The reserves included $4.5 billion against potential consumer loan defaults as millions of Americans lose their jobs and struggle to make payments on anything from iPhones to cars to new microwaves.
“Given the likelihood of a fairly severe recession, it was necessary to build credit reserves,” Dimon said.
The pandemic has shut down businesses, put 16 million people out of work in the United States alone and is expected to cause a global recession not seen in generations.
The biggest bank in America and a huge global player, JPMorgan’s results launch a week of financial earnings on Wall Street that are closely watched by investors and show how much central-bank policies are affecting income and how well banks are placed for the months to come.
Commentary from Dimon on calls with journalists and analysts later in the day will also be important. The 64-year-old CEO has become something of a spokesman for Corporate America and just returned to his job after emergency heart surgery in early March.
The bank’s net interest income stayed flat at $14.5 billion as lower interest rates were offset by higher net interest income from its investment banking business. It forecast annual net interest income of $55.5 billion and another rise in net reserves in the second quarter.
The bank’s net income fell to $2.87 billion, or 78 cents per share, in the quarter ended March 31, compared with $9.18 billion, or $2.65 per share, a year earlier.
Analysts on average had expected $1.84 per share, according to Refinitiv. It was not immediately clear if the reported numbers were comparable with estimates.
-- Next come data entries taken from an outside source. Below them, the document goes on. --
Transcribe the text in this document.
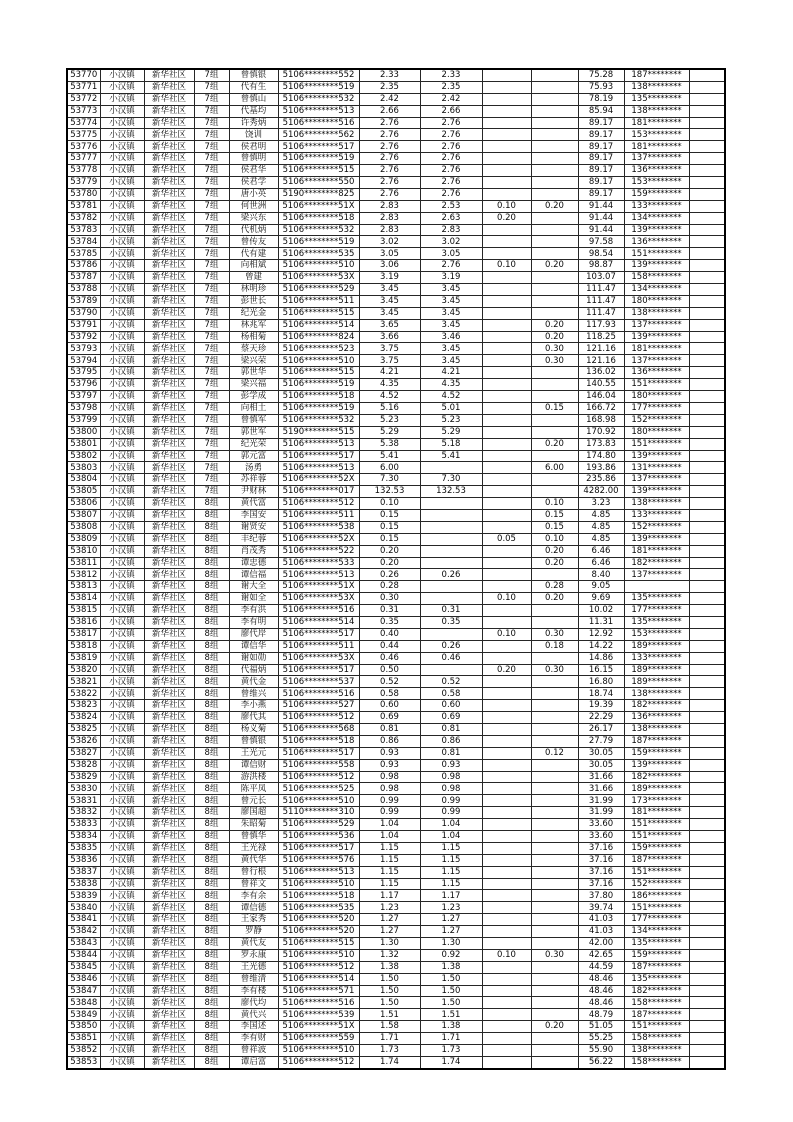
53770	小汉镇	新华社区	7组	曾慎银	5106********552	2.33	2.33			75.28	187********	
53771	小汉镇	新华社区	7组	代有生	5106********519	2.35	2.35			75.93	138********	
53772	小汉镇	新华社区	7组	曾慎山	5106********532	2.42	2.42			78.19	135********	
53773	小汉镇	新华社区	7组	代基均	5106********513	2.66	2.66			85.94	138********	
53774	小汉镇	新华社区	7组	许秀炳	5106********516	2.76	2.76			89.17	181********	
53775	小汉镇	新华社区	7组	饶训	5106********562	2.76	2.76			89.17	153********	
53776	小汉镇	新华社区	7组	侯君明	5106********517	2.76	2.76			89.17	181********	
53777	小汉镇	新华社区	7组	曾慎明	5106********519	2.76	2.76			89.17	137********	
53778	小汉镇	新华社区	7组	侯君华	5106********515	2.76	2.76			89.17	136********	
53779	小汉镇	新华社区	7组	侯君学	5106********550	2.76	2.76			89.17	153********	
53780	小汉镇	新华社区	7组	唐小英	5190********825	2.76	2.76			89.17	159********	
53781	小汉镇	新华社区	7组	何世洲	5106********51X	2.83	2.53	0.10	0.20	91.44	133********	
53782	小汉镇	新华社区	7组	梁兴东	5106********518	2.83	2.63	0.20		91.44	134********	
53783	小汉镇	新华社区	7组	代机炳	5106********532	2.83	2.83			91.44	139********	
53784	小汉镇	新华社区	7组	曾传友	5106********519	3.02	3.02			97.58	136********	
53785	小汉镇	新华社区	7组	代有建	5106********535	3.05	3.05			98.54	151********	
53786	小汉镇	新华社区	7组	向相斌	5106********510	3.06	2.76	0.10	0.20	98.87	139********	
53787	小汉镇	新华社区	7组	曾建	5106********53X	3.19	3.19			103.07	158********	
53788	小汉镇	新华社区	7组	林明珍	5106********529	3.45	3.45			111.47	134********	
53789	小汉镇	新华社区	7组	彭世长	5106********511	3.45	3.45			111.47	180********	
53790	小汉镇	新华社区	7组	纪光金	5106********515	3.45	3.45			111.47	138********	
53791	小汉镇	新华社区	7组	林兆军	5106********514	3.65	3.45		0.20	117.93	137********	
53792	小汉镇	新华社区	7组	杨相菊	5106********824	3.66	3.46		0.20	118.25	139********	
53793	小汉镇	新华社区	7组	蔡天珍	5106********523	3.75	3.45		0.30	121.16	181********	
53794	小汉镇	新华社区	7组	梁兴荣	5106********510	3.75	3.45		0.30	121.16	137********	
53795	小汉镇	新华社区	7组	郭世华	5106********515	4.21	4.21			136.02	136********	
53796	小汉镇	新华社区	7组	梁兴福	5106********519	4.35	4.35			140.55	151********	
53797	小汉镇	新华社区	7组	彭学成	5106********518	4.52	4.52			146.04	180********	
53798	小汉镇	新华社区	7组	向相土	5106********519	5.16	5.01		0.15	166.72	177********	
53799	小汉镇	新华社区	7组	曾慎军	5106********532	5.23	5.23			168.98	152********	
53800	小汉镇	新华社区	7组	郭世军	5190********515	5.29	5.29			170.92	180********	
53801	小汉镇	新华社区	7组	纪光荣	5106********513	5.38	5.18		0.20	173.83	151********	
53802	小汉镇	新华社区	7组	郭元富	5106********517	5.41	5.41			174.80	139********	
53803	小汉镇	新华社区	7组	汤勇	5106********513	6.00			6.00	193.86	131********	
53804	小汉镇	新华社区	7组	苏祥蓉	5106********52X	7.30	7.30			235.86	137********	
53805	小汉镇	新华社区	7组	尹财林	5106********017	132.53	132.53			4282.00	139********	
53806	小汉镇	新华社区	8组	黄代富	5106********512	0.10			0.10	3.23	138********	
53807	小汉镇	新华社区	8组	李国安	5106********511	0.15			0.15	4.85	133********	
53808	小汉镇	新华社区	8组	谢贤安	5106********538	0.15			0.15	4.85	152********	
53809	小汉镇	新华社区	8组	丰纪蓉	5106********52X	0.15		0.05	0.10	4.85	139********	
53810	小汉镇	新华社区	8组	肖茂秀	5106********522	0.20			0.20	6.46	181********	
53811	小汉镇	新华社区	8组	谭忠德	5106********533	0.20			0.20	6.46	182********	
53812	小汉镇	新华社区	8组	谭信福	5106********513	0.26	0.26			8.40	137********	
53813	小汉镇	新华社区	8组	谢大全	5106********51X	0.28			0.28	9.05		
53814	小汉镇	新华社区	8组	谢如全	5106********53X	0.30		0.10	0.20	9.69	135********	
53815	小汉镇	新华社区	8组	李有洪	5106********516	0.31	0.31			10.02	177********	
53816	小汉镇	新华社区	8组	李有明	5106********514	0.35	0.35			11.31	135********	
53817	小汉镇	新华社区	8组	廖代岸	5106********517	0.40		0.10	0.30	12.92	153********	
53818	小汉镇	新华社区	8组	谭信华	5106********511	0.44	0.26		0.18	14.22	189********	
53819	小汉镇	新华社区	8组	谢如勋	5106********53X	0.46	0.46			14.86	133********	
53820	小汉镇	新华社区	8组	代福炳	5106********517	0.50		0.20	0.30	16.15	189********	
53821	小汉镇	新华社区	8组	黄代金	5106********537	0.52	0.52			16.80	189********	
53822	小汉镇	新华社区	8组	曾维兴	5106********516	0.58	0.58			18.74	138********	
53823	小汉镇	新华社区	8组	李小燕	5106********527	0.60	0.60			19.39	182********	
53824	小汉镇	新华社区	8组	廖代其	5106********512	0.69	0.69			22.29	136********	
53825	小汉镇	新华社区	8组	杨义菊	5106********568	0.81	0.81			26.17	138********	
53826	小汉镇	新华社区	8组	曾慎银	5106********518	0.86	0.86			27.79	187********	
53827	小汉镇	新华社区	8组	王光元	5106********517	0.93	0.81		0.12	30.05	159********	
53828	小汉镇	新华社区	8组	谭信财	5106********558	0.93	0.93			30.05	139********	
53829	小汉镇	新华社区	8组	游洪楼	5106********512	0.98	0.98			31.66	182********	
53830	小汉镇	新华社区	8组	陈平凤	5106********525	0.98	0.98			31.66	189********	
53831	小汉镇	新华社区	8组	曾元长	5106********510	0.99	0.99			31.99	173********	
53832	小汉镇	新华社区	8组	廖国超	5110********310	0.99	0.99			31.99	181********	
53833	小汉镇	新华社区	8组	朱昭菊	5106********529	1.04	1.04			33.60	151********	
53834	小汉镇	新华社区	8组	曾慎华	5106********536	1.04	1.04			33.60	151********	
53835	小汉镇	新华社区	8组	王光禄	5106********517	1.15	1.15			37.16	159********	
53836	小汉镇	新华社区	8组	黄代华	5106********576	1.15	1.15			37.16	187********	
53837	小汉镇	新华社区	8组	曾行根	5106********513	1.15	1.15			37.16	151********	
53838	小汉镇	新华社区	8组	曾祥文	5106********510	1.15	1.15			37.16	152********	
53839	小汉镇	新华社区	8组	李有余	5106********518	1.17	1.17			37.80	186********	
53840	小汉镇	新华社区	8组	谭信德	5106********535	1.23	1.23			39.74	151********	
53841	小汉镇	新华社区	8组	王家秀	5106********520	1.27	1.27			41.03	177********	
53842	小汉镇	新华社区	8组	罗静	5106********520	1.27	1.27			41.03	134********	
53843	小汉镇	新华社区	8组	黄代友	5106********515	1.30	1.30			42.00	135********	
53844	小汉镇	新华社区	8组	罗永康	5106********510	1.32	0.92	0.10	0.30	42.65	159********	
53845	小汉镇	新华社区	8组	王光德	5106********512	1.38	1.38			44.59	187********	
53846	小汉镇	新华社区	8组	曾维清	5106********514	1.50	1.50			48.46	135********	
53847	小汉镇	新华社区	8组	李有楼	5106********571	1.50	1.50			48.46	182********	
53848	小汉镇	新华社区	8组	廖代均	5106********516	1.50	1.50			48.46	158********	
53849	小汉镇	新华社区	8组	黄代兴	5106********539	1.51	1.51			48.79	187********	
53850	小汉镇	新华社区	8组	李国述	5106********51X	1.58	1.38		0.20	51.05	151********	
53851	小汉镇	新华社区	8组	李有财	5106********559	1.71	1.71			55.25	158********	
53852	小汉镇	新华社区	8组	曾祥波	5106********510	1.73	1.73			55.90	138********	
53853	小汉镇	新华社区	8组	谭启富	5106********512	1.74	1.74			56.22	158********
One month ago, analysts had estimated that JPMorgan would make $2.74 per share, according to Refinitiv data. The additional reserves, largely as a result of COVID-19, reduced results by $1.66 per share, JPMorgan said.
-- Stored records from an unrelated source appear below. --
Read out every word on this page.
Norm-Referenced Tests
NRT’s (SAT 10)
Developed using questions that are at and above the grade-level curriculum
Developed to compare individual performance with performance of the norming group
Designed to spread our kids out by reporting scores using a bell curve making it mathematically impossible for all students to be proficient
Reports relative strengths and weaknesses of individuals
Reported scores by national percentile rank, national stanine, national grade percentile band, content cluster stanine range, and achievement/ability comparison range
“This portrays the difficulty banks are going to have on (predicting) credit,” Peter Kraus, Chairman and CEO of Aperture Investors and a JPMorgan investor, said on CNBC. “It’s very hard to ascertain what your losses are in this period.”
Wells Fargo also reported a plunge in first-quarter profit on Tuesday. Bank of America Corp (BAC.N), Citigroup Inc (C.N) and Goldman Sachs Group Inc (GS.N) will report results on Wednesday and Morgan Stanley (MS.N) on Thursday.
Derivatives positions in JPMorgan’s investment bank were impacted by a widening of funding costs, reducing results by $951 million. The bank also took an $896-million markdown on bridge loans held by its corporate and investment bank and commercial bank divisions. These included held-for-sale positions and some unfunded commitments.
There have so far been more than 1.8 million reported cases of COVID-19, the deadly respiratory disease stemming from the virus, and 115,242 deaths, according to a Reuters tally.